Osama asks his groups “to rethink historical stereotypes. Many people might tend to think that the Mamelukes were the worst rulers of Egypt because they were not essentially Egyptians and because what is known about their palace feuds is much more than what is known about the disputes within the palaces of other dynasties,” Osama said.

“This narrative overlooks two important factors that are not so well-known,” which are that while the Mamelukes were of diverse origins they wished to be buried in Egypt “and built massive mausoleums” and that much of the enormous architectural wealth of Islamic Egypt comes from the rule of the Mamelukes.

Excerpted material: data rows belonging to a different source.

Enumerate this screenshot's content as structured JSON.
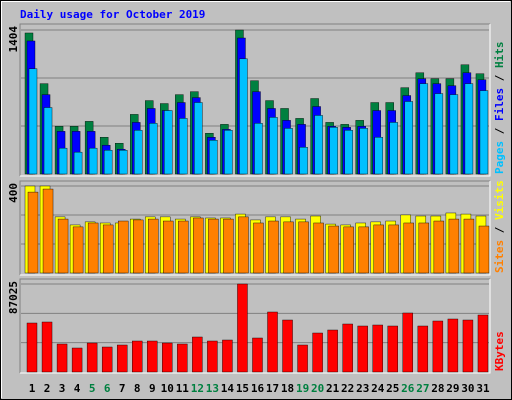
{
  "chart_data": [
    {
      "type": "bar",
      "title": "Daily usage for October 2019",
      "title_color": "#0000ff",
      "ylim": [
        0,
        1404
      ],
      "yticks": [
        1404
      ],
      "legend_separator": " / ",
      "series": [
        {
          "name": "Hits",
          "color": "#008040",
          "values": [
            1375,
            881,
            465,
            465,
            513,
            358,
            300,
            581,
            716,
            687,
            774,
            803,
            397,
            484,
            1404,
            910,
            716,
            639,
            542,
            736,
            503,
            484,
            523,
            697,
            697,
            842,
            987,
            929,
            929,
            1065,
            978
          ]
        },
        {
          "name": "Files",
          "color": "#0000ff",
          "values": [
            1297,
            774,
            416,
            416,
            416,
            281,
            242,
            503,
            639,
            619,
            697,
            745,
            358,
            435,
            1326,
            803,
            639,
            523,
            484,
            658,
            465,
            455,
            465,
            619,
            619,
            765,
            929,
            881,
            861,
            987,
            919
          ]
        },
        {
          "name": "Pages",
          "color": "#00c0ff",
          "values": [
            1026,
            648,
            252,
            213,
            252,
            232,
            232,
            426,
            494,
            619,
            542,
            697,
            329,
            426,
            1123,
            494,
            552,
            445,
            261,
            571,
            455,
            426,
            445,
            358,
            503,
            707,
            881,
            784,
            774,
            881,
            813
          ]
        }
      ]
    },
    {
      "type": "bar",
      "ylim": [
        0,
        400
      ],
      "yticks": [
        400
      ],
      "legend_separator": " / ",
      "series": [
        {
          "name": "Visits",
          "color": "#ffff00",
          "values": [
            400,
            400,
            258,
            221,
            235,
            230,
            230,
            248,
            258,
            258,
            248,
            258,
            253,
            253,
            271,
            244,
            258,
            258,
            248,
            262,
            225,
            221,
            230,
            235,
            239,
            267,
            262,
            262,
            276,
            271,
            262
          ]
        },
        {
          "name": "Sites",
          "color": "#ff8000",
          "values": [
            372,
            386,
            248,
            212,
            230,
            221,
            239,
            244,
            248,
            239,
            239,
            253,
            248,
            248,
            258,
            230,
            239,
            235,
            235,
            230,
            216,
            212,
            212,
            221,
            221,
            230,
            230,
            239,
            248,
            248,
            216
          ]
        }
      ]
    },
    {
      "type": "bar",
      "ylim": [
        0,
        87025
      ],
      "yticks": [
        87025
      ],
      "categories": [
        "1",
        "2",
        "3",
        "4",
        "5",
        "6",
        "7",
        "8",
        "9",
        "10",
        "11",
        "12",
        "13",
        "14",
        "15",
        "16",
        "17",
        "18",
        "19",
        "20",
        "21",
        "22",
        "23",
        "24",
        "25",
        "26",
        "27",
        "28",
        "29",
        "30",
        "31"
      ],
      "category_colors": [
        "#000000",
        "#000000",
        "#000000",
        "#000000",
        "#008040",
        "#008040",
        "#000000",
        "#000000",
        "#000000",
        "#000000",
        "#000000",
        "#008040",
        "#008040",
        "#000000",
        "#000000",
        "#000000",
        "#000000",
        "#000000",
        "#008040",
        "#008040",
        "#000000",
        "#000000",
        "#000000",
        "#000000",
        "#000000",
        "#008040",
        "#008040",
        "#000000",
        "#000000",
        "#000000",
        "#000000"
      ],
      "series": [
        {
          "name": "KBytes",
          "color": "#ff0000",
          "values": [
            48457,
            49446,
            27690,
            23734,
            28679,
            24723,
            26701,
            30656,
            30656,
            28679,
            27690,
            34612,
            30656,
            31645,
            87025,
            33623,
            59335,
            51424,
            26701,
            38567,
            41534,
            47468,
            45490,
            46479,
            45490,
            58346,
            45490,
            50435,
            52413,
            51424,
            56368
          ]
        }
      ]
    }
  ]
}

Meanwhile, Osama said, while history tends to credit them with the construction of the Al-Azhar Mosque it overlooks the fact that it was the Fatimid rulers of Egypt who lost Jerusalem to the Crusaders.

“The Fatimid rulers were so engrossed with palace feuds that they put military leaders in charge of everything rather than attending to the external threat as they should have done,” he said.

Because Egyptian cinema star Ahmed Mazhar played the role of Al-Zaher Baybars in a 1960s film (Wa Islamah) that tells the story of the defence of Egypt against the Mongols, people tend to think that Baybars was good looking.

Osama during one of his guided walks in Islamic Cairo photos courtesy of Youssef Osama

In fact, he had “a facial scar next to his right eye”.

Osama concluded that he would like to see “schools and universities in Egypt adopt a whole new approach to learning and teaching history.”

“We really need to get away from the limitations of the history books and encourage research methodology. Nobody can claim to have the ultimate truth about history, but the least we can do is to allow students and interested researchers to read alternative narratives,” he concluded.